Am 15.07.2026 lud Kunststoffe in OWL e.V. zum zweiten Branchentreffen in 2026 an die Hochschule Bielefeld (HSBI) ein.

          (Bilder: Saskia Henning HSBI)

Nach der Begrüßung und einer Vorstellung der HSBI durch Frau Prof. Dr.-Ing. Angela Ries und Prof. Dr.-Ing. Martin Schäfers erhielten die Teilnehmenden spannende Einblicke in aktuelle Forschungs-, Entwicklungs- und Förderthemen. Unter dem Titel „Rethink Kunststofftechnik – Zirkularität als Basis für Resilienz mit Design for R“ zeigten Dr.-Ing. Stephan Kartelmeyer (HSBI/InCamS@BI) und M.Sc. Phillip Krieger (HSBI/InCamS@BI) auf, dass es wichtig ist, Produkte bereits in der Entwicklungsphase so zu gestalten, dass sie langlebiger, reparierbar und besser recycelbar sind. Der Ansatz des Design for R verdeutlicht, wie eine konsequent zirkuläre Produktentwicklung Unternehmen dabei unterstützen kann, Ressourcen zu schonen und ihre Wettbewerbsfähigkeit langfristig zu stärken.

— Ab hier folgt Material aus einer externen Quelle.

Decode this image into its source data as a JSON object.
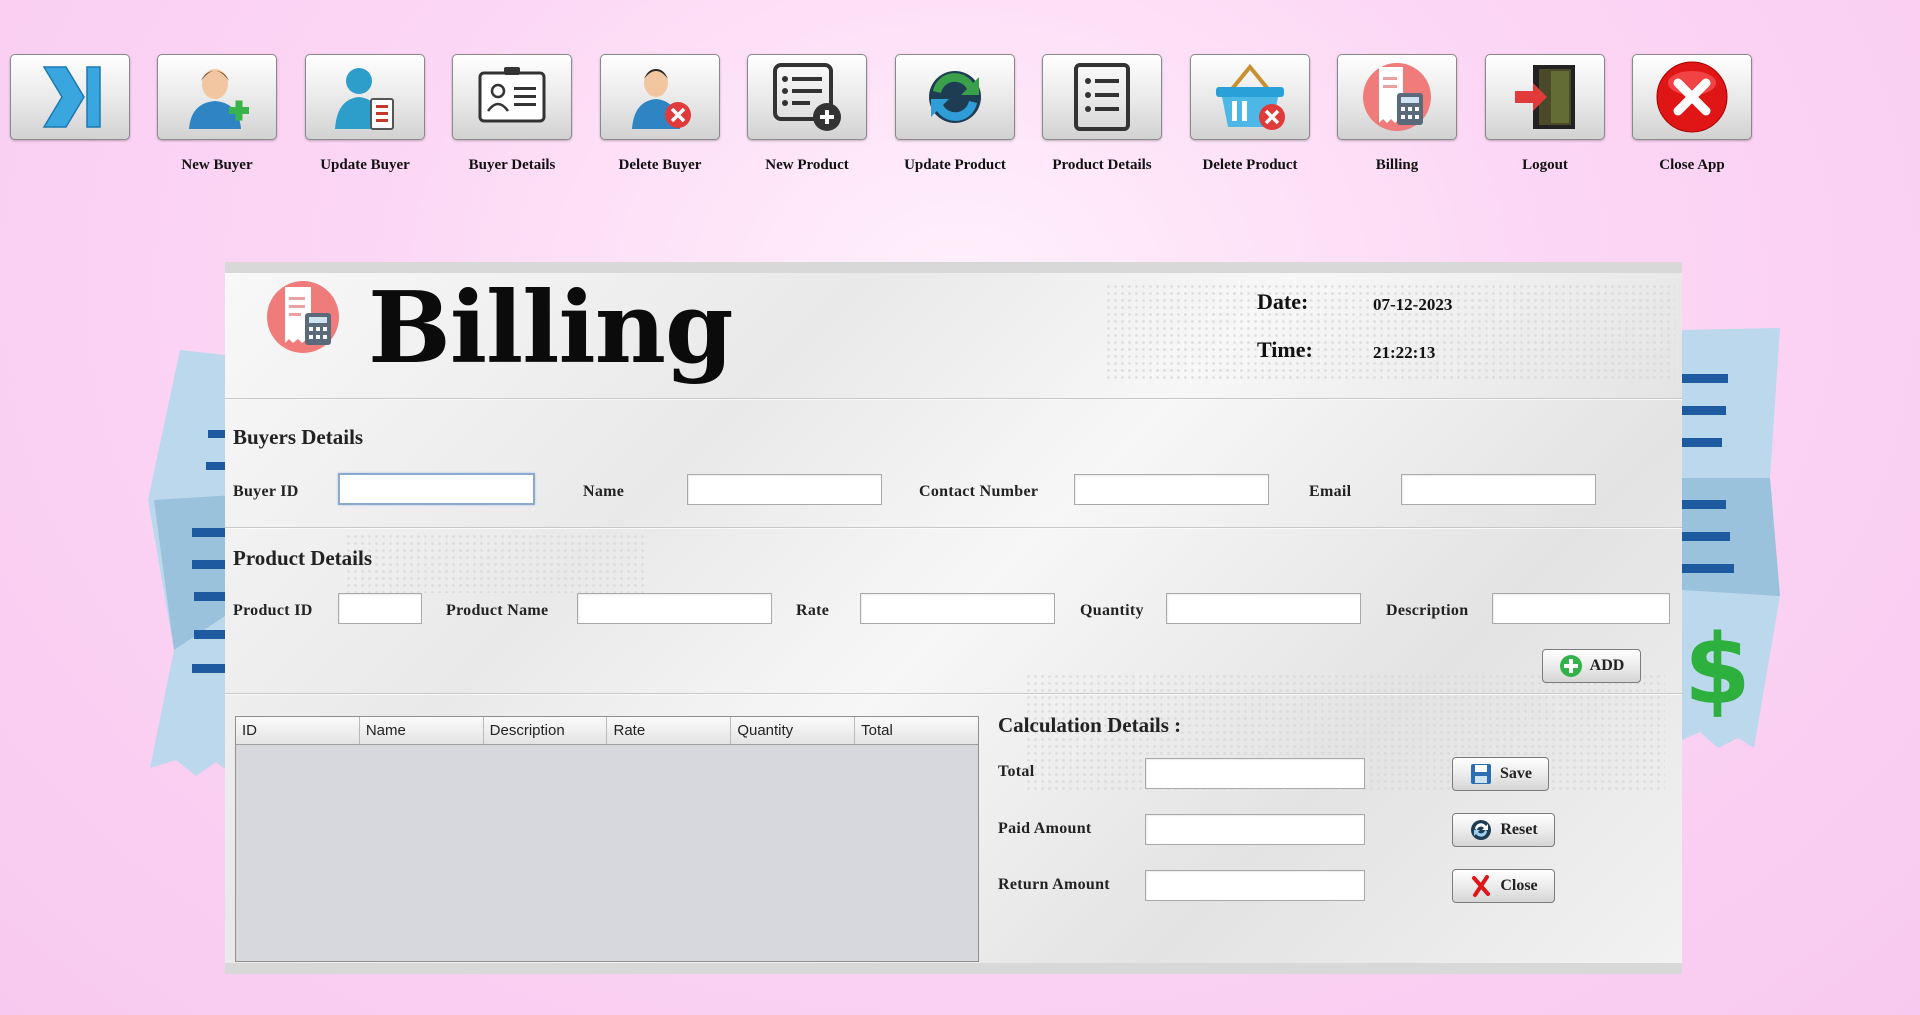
{
  "toolbar": {
    "items": [
      {
        "label": "",
        "icon": "skip-forward-icon"
      },
      {
        "label": "New Buyer",
        "icon": "add-user-icon"
      },
      {
        "label": "Update Buyer",
        "icon": "update-user-icon"
      },
      {
        "label": "Buyer Details",
        "icon": "id-card-icon"
      },
      {
        "label": "Delete Buyer",
        "icon": "delete-user-icon"
      },
      {
        "label": "New Product",
        "icon": "add-list-icon"
      },
      {
        "label": "Update Product",
        "icon": "refresh-icon"
      },
      {
        "label": "Product Details",
        "icon": "list-icon"
      },
      {
        "label": "Delete Product",
        "icon": "delete-basket-icon"
      },
      {
        "label": "Billing",
        "icon": "billing-icon"
      },
      {
        "label": "Logout",
        "icon": "logout-door-icon"
      },
      {
        "label": "Close App",
        "icon": "close-circle-icon"
      }
    ]
  },
  "header": {
    "title": "Billing",
    "date_label": "Date:",
    "date_value": "07-12-2023",
    "time_label": "Time:",
    "time_value": "21:22:13"
  },
  "buyers": {
    "title": "Buyers Details",
    "buyer_id_label": "Buyer ID",
    "buyer_id_value": "",
    "name_label": "Name",
    "name_value": "",
    "contact_label": "Contact Number",
    "contact_value": "",
    "email_label": "Email",
    "email_value": ""
  },
  "product": {
    "title": "Product Details",
    "product_id_label": "Product ID",
    "product_id_value": "",
    "product_name_label": "Product Name",
    "product_name_value": "",
    "rate_label": "Rate",
    "rate_value": "",
    "quantity_label": "Quantity",
    "quantity_value": "",
    "description_label": "Description",
    "description_value": "",
    "add_label": "ADD"
  },
  "table": {
    "columns": [
      "ID",
      "Name",
      "Description",
      "Rate",
      "Quantity",
      "Total"
    ],
    "rows": []
  },
  "calculation": {
    "title": "Calculation Details :",
    "total_label": "Total",
    "total_value": "",
    "paid_label": "Paid Amount",
    "paid_value": "",
    "return_label": "Return Amount",
    "return_value": "",
    "save_label": "Save",
    "reset_label": "Reset",
    "close_label": "Close"
  },
  "colors": {
    "background": "#fcd6f5",
    "receipt_blue": "#b8d6ea",
    "line_blue": "#1e5aa0",
    "dollar_green": "#2eb03e",
    "close_red": "#e01515"
  }
}
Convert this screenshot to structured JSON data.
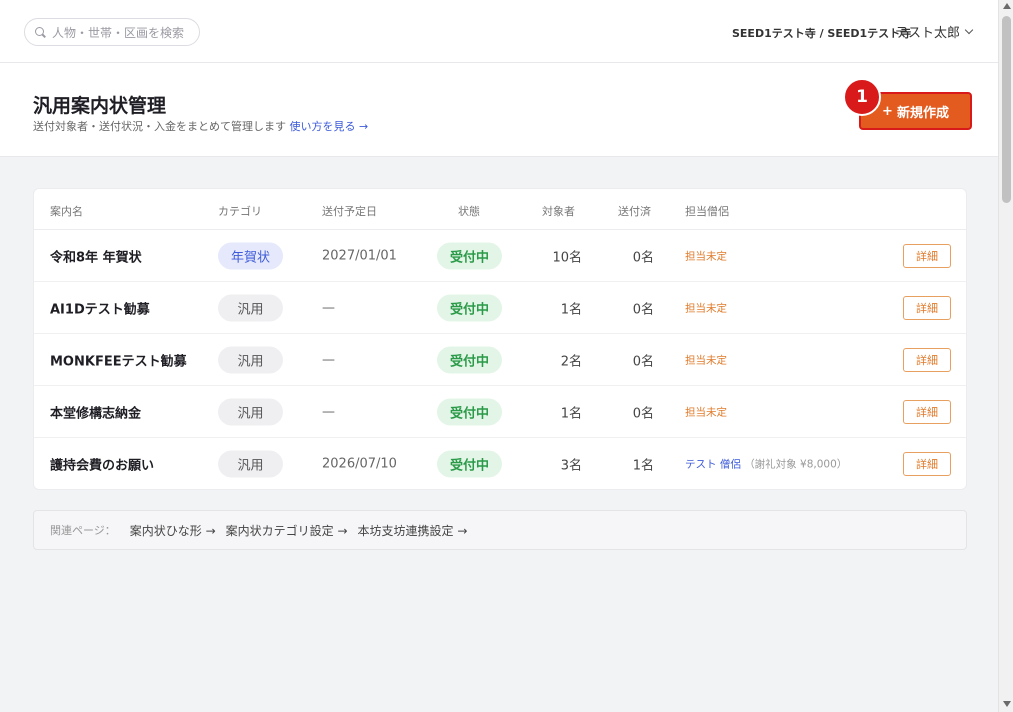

          (Bilder: Saskia Henning HSBI)

Anschließend stellte Artjom Hahn von der Effizienz-Agentur NRW in seinem Vortrag „Ressourcenschutz durch Einsatz von Sekundärkunststoff dank attraktiver Förderung“ Fördermöglichkeiten für den Einsatz von Sekundärkunststoffen vor. Er zeigte auf, wie Unternehmen durch attraktive Förderprogramme den Einsatz nachhaltiger Entwicklungen ausbauen und gleichzeitig einen wichtigen Beitrag zum Ressourcenschutz leisten können.

Ein besonderes Highlight war der anschließende geführte Rundgang durch die Labore und die Experimentierhalle der HSBI. An verschiedenen Stationen präsentierten die wissenschaftlichen Mitarbeitenden aktuelle Forschungsprojekte und standen den Gästen für Fragen und fachliche Gespräche zur Verfügung. Das Format ermöglichte einen praxisnahen Einblick in die technische Ausstattung sowie in innovative Forschungsansätze der Kunststofftechnik an der HSBI.

Beim abschließenden Imbiss nutzten die Teilnehmenden die Gelegenheit, bestehende Kontakte zu vertiefen und neue zu knüpfen. Die Veranstaltung bot damit nicht nur interessante Einblicke in Forschung und Entwicklung, sondern förderte auch den Austausch zwischen Wissenschaft und Industrie – eine wichtige Grundlage, um die Transformation der Kunststoffbranche gemeinsam voranzutreiben.